Il comitato referendario restituisce una parte dei soldi della campagna finanziata con le donazioni dei cittadini. Carsetti, Forum: “Con quello che resta finanziamo le campagne per l’attuazione dell’esito, ancora disatteso, dei referendum”
Il rimborso elettorale? Torna nelle tasche dei cittadini. Parola del Comitato Referendario “2 Sì per l’Acqua Bene Comune”. Dopo aver stravinto il referendum per l’acqua pubblica a giugno dello scorso anno, il Comitato comincerà da domani a restituire i soldi ricevuti per la raccolta fondi. “Tra campagna raccolta firme e campagna elettorale abbiamo raccolto in totale circa 450mila euro”, spiega Paolo Carsetti del Forum Italiano dei movimenti per l’acqua. “E ora li restituiamo a chi ha creduto in questa battaglia”. Perché la loro, spiega, è stata una “campagna di autofinanziamento partecipativo in cui abbiamo chiesto ai cittadini un prestito”. Se da un lato il Movimento 5 Stelle i rimborsi elettorali non li accetta proprio (o finanzia progetti con gli emolumenti degli eletti), il Comitato qui aveva chiesto di finanziare una battaglia, scommettendo sulla vittoria: “E in caso di vittoria avremmo restituito quanto avevano versato”.
Vittoria raggiunta, rimborso incassato e scommessa vinta. Ed ecco che da domani prenderanno il via le restituzioni, attraverso la Banca Etica dove il Comitato ha il suo conto. Una promessa, un contratto con i sottoscrittori: questo è stato il finanziamento della campagna per i referendum sull’acqua che, insieme a quello sul nucleare, a giugno hanno visto il voto di 26 milioni di italiani. Quella del Forum, spiegano, è “la prima totalmente sostenuta dai cittadini e dalla società civile”. E senza bandiere di partito. “Ci sono arrivate moltissime sottoscrizioni attraverso il sito”, raccontano i referendari. “Chi voleva sostenere la campagna referendaria con almeno 50 euro sottoscriveva un contratto che impegnava il comitato a restituire i soldi in caso di vittoria”.

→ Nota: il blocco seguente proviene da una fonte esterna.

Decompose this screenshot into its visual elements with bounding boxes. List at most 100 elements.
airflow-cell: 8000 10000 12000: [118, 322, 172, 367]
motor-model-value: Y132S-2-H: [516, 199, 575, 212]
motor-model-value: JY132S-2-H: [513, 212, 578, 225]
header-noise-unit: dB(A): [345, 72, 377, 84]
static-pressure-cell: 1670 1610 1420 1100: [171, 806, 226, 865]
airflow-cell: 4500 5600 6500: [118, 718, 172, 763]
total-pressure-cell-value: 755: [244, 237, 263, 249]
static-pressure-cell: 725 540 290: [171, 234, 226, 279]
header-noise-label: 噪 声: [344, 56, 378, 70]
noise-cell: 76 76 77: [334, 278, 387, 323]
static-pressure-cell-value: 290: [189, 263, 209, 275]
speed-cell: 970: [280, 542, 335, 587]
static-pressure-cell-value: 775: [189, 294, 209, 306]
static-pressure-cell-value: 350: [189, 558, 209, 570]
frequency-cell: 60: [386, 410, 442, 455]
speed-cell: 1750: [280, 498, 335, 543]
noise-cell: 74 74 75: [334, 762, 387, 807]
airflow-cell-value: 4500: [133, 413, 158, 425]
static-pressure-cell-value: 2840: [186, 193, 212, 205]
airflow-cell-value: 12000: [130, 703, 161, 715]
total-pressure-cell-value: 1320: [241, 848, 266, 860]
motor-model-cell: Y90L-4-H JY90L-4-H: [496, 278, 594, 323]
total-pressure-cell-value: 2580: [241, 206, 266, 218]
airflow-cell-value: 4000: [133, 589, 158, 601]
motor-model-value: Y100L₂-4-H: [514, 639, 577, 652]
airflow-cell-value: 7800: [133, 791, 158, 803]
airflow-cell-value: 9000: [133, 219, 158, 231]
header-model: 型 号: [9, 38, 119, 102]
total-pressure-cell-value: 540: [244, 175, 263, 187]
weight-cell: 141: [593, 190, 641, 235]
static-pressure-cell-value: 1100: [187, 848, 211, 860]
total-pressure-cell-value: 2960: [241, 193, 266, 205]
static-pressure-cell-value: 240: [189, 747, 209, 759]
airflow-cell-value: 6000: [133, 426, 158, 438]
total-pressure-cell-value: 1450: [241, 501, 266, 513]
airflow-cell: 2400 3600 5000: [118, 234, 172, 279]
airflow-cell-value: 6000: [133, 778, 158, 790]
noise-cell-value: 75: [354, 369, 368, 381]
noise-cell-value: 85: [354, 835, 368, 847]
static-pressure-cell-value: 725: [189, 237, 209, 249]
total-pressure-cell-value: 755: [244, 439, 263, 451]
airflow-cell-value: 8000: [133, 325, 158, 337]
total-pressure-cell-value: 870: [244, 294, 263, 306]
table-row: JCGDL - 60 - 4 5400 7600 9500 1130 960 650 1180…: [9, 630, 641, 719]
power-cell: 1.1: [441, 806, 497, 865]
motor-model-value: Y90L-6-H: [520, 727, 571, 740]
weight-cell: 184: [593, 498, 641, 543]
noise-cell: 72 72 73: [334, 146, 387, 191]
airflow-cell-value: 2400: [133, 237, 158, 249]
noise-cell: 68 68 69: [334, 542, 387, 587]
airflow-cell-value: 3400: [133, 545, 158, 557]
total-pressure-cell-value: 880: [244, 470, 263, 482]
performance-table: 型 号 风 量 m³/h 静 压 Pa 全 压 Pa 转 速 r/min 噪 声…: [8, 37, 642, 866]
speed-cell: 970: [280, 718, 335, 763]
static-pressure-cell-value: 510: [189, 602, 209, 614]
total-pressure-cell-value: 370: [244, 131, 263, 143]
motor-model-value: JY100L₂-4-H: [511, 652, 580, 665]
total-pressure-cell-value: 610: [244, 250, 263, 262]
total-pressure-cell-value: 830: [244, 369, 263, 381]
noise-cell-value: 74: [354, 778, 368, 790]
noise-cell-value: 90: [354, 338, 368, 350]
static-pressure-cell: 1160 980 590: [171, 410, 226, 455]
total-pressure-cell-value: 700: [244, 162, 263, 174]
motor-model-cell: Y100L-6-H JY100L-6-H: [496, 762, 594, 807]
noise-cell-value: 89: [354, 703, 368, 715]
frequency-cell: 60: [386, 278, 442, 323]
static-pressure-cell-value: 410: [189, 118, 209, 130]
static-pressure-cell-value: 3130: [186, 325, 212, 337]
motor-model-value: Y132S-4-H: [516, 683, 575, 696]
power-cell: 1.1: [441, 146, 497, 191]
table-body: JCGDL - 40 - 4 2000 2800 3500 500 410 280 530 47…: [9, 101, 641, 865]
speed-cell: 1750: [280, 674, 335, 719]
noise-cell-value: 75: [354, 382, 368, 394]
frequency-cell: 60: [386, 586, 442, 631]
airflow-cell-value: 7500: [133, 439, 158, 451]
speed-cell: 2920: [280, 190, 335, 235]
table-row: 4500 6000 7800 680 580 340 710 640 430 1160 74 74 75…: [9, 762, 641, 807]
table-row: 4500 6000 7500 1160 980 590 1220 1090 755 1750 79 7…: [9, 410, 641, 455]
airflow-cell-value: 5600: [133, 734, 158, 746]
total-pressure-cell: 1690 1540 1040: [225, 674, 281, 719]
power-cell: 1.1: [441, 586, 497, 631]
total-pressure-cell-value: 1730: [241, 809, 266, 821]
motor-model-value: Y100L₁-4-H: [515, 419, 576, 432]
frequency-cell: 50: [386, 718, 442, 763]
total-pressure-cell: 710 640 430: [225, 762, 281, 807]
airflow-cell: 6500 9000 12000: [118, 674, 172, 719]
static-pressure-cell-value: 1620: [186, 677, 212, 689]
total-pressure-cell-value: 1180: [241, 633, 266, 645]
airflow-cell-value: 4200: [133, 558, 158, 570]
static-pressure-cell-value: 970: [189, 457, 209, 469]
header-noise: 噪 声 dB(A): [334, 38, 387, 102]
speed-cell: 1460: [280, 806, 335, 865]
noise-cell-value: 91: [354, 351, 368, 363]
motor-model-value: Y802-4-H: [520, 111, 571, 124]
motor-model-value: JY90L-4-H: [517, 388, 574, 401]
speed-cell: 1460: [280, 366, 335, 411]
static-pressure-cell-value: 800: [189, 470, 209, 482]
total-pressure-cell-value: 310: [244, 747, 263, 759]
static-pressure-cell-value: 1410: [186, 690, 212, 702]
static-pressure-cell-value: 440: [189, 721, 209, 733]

Il tempo di rispettare quell’impegno è arrivato: il rimborso elettorale dello Stato ammonta a più di un milione di euro. La legge, infatti, prevede che venga restituito un euro a firma raccolta fino ad un massimo di 500mila (firme, ovvero il quorum, ed euro). Il comitato allora aveva raccolto 1 milione e 400mila firma per tre quesiti, due dei quali alla fine ammessi alla consultazione referendaria. Restituiti i soldi ai “finanziatori” (100mila euro raccolti con le sottoscrizioni dei cittadini e 350mila delle realtà del comitato promotore: una miriade di associazioni, dai sindacati ai piccoli gruppi di acquisto), restano quindi nelle casse del Forum più di 550mila euro. Anche qui la promessa è di massima trasparenza. Il bilancio consuntivo al 31 dicembre 2011 della Campagna referendaria Acqua bene comune è pubblico e consultabile on line.
E il resto dei fondi servirà per le prossime campagne del comitato. Come quella, già partita, di “Obbedienza civile”: pagare le bollette, relative ai periodi successivi al 21 luglio 2011, applicando una riduzione pari alla componente della “remunerazione del capitale investito. Tradotto: se l’esito del referendum non viene applicato dalle istituzioni e dalle aziende, ci pensano i cittadini a pagare a norma di legge. “Dobbiamo portare avanti tutte le iniziative e le campagne per l’attuazione degli esiti referendari ad oggi disattesi”, spiega ancora Carsetti, “anche con l’ultimo decreto sulle liberalizzazioni e i suoi emendamenti”. La campagna Obbedienza civile, ad esempio. Per arrivare “a una gestione pubblica e partecipativa del servizio idrico con il finanziamento di manifestazioni, mobilitazioni territoriali o nazionali, convegni, materiali vari di promozione”. Non solo: “Ahinoi – conclude Carsetti – saremo anche costretti a fare azioni legali di fronte ai Tar viste le delibere degli Ato in cui viene inserita ancora la remunerazione del capitale investito abolita col referendum”.